Introduced April 3, 2025 by Richard Joseph Durbin · Last progress April 3, 2025
The bill trades broader, better‑resourced federal oversight, stronger data and enforcement tools to reduce theft, diversion, and illegal transfers—improving public safety—for substantial new compliance costs, heightened enforcement risk, greater federal data centralization, and reduced procedural protections that disproportionately affect small dealers, casual sellers, and raise privacy and due-process concerns.
Communities and law enforcement: more frequent inspections, added ATF investigators, standardized security requirements, and inventory/reporting rules increase dealer oversight and reduce theft/diversion of firearms, improving public safety.
Law enforcement and the public: enhanced data collection (crime-gun trace data, extended NICS records, searchable electronic trace/NICS databases, same-day/repeat-purchase reporting) speeds investigations and helps detect trafficking and straw purchases.

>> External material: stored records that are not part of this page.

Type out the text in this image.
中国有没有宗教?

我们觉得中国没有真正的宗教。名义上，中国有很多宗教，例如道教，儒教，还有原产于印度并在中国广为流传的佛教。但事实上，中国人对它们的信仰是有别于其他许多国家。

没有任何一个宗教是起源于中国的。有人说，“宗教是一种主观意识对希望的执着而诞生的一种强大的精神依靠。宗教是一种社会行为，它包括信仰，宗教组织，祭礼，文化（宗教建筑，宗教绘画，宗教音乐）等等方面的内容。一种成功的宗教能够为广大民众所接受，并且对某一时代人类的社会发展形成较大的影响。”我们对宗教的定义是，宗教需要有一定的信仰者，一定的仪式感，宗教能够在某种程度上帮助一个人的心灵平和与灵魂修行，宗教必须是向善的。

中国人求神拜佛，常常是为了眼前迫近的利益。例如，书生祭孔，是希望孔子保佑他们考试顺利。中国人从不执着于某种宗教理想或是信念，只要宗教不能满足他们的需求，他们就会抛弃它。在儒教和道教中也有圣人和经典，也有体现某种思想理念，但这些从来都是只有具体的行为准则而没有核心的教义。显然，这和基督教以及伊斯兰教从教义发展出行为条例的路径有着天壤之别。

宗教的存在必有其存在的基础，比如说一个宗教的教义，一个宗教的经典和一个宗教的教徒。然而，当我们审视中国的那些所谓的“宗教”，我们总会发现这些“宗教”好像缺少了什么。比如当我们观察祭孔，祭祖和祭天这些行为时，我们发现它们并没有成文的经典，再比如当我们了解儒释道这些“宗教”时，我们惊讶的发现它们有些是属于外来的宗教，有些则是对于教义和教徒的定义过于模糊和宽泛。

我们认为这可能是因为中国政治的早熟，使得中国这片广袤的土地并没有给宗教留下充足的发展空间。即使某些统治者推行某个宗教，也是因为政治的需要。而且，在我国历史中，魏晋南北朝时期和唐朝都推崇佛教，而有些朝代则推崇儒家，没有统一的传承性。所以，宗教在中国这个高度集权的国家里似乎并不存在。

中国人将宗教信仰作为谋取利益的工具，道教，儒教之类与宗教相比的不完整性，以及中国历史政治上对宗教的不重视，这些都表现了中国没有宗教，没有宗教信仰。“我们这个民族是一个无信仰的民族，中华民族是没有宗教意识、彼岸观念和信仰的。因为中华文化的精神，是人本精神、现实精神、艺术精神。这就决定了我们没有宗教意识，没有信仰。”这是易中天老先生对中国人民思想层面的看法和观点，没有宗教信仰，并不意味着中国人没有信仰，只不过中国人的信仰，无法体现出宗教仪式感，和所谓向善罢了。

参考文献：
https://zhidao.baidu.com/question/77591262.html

Licensed dealers, applicants, and courts: clearer statutory definitions, updated cross-references, fee clarification, and firm deadlines for rulemaking reduce some legal ambiguity and give regulated parties better notice of obligations.
Small firearm businesses, dealers, and their employees: extensive new compliance requirements (quarterly inventories, security upgrades, video/audio surveillance, same-day reporting, expanded recordkeeping, fees) substantially raise operating costs and administrative burdens.
License holders, dealers, and owners: broadened suspension/denial powers, immediate revocation/suspension for violations, steep civil fines, and narrowed relief paths increase risk of abrupt business disruption and loss of livelihood.
Individuals and civil liberties advocates: centralizing and retaining NICS/trace/transaction data, expanded remote access, and more extensive reporting raise privacy risks, potential misuse of data, and chilling effects on lawful commerce.
Based on analysis of 56 sections of legislative text.
Tightens federal regulation of firearm dealers and marketplaces by expanding inspections, licensing standards, recordkeeping, reporting, fees, and penalties while increasing ATF authority and data retention.
Strengthens federal regulation of firearm commerce by expanding ATF inspection authority, tightening licensing standards for dealers and new "facilitators," increasing recordkeeping and reporting requirements, and raising civil and criminal penalties for violations. It requires security plans, quarterly/annual inventory and video-retention rules, NICS checks for dealers and key employees, mandatory dealer notices and consumer materials, and creates new civil enforcement tools and fines. The bill also repeals several past appropriations riders that limited ATF and NICS data use, directs the Attorney General to hire additional ATF investigators, and sets deadlines for rulemaking and public reporting on implementation, while redefining certain legal terms and lowering mens rea in a set of offenses from "willful" to "knowing."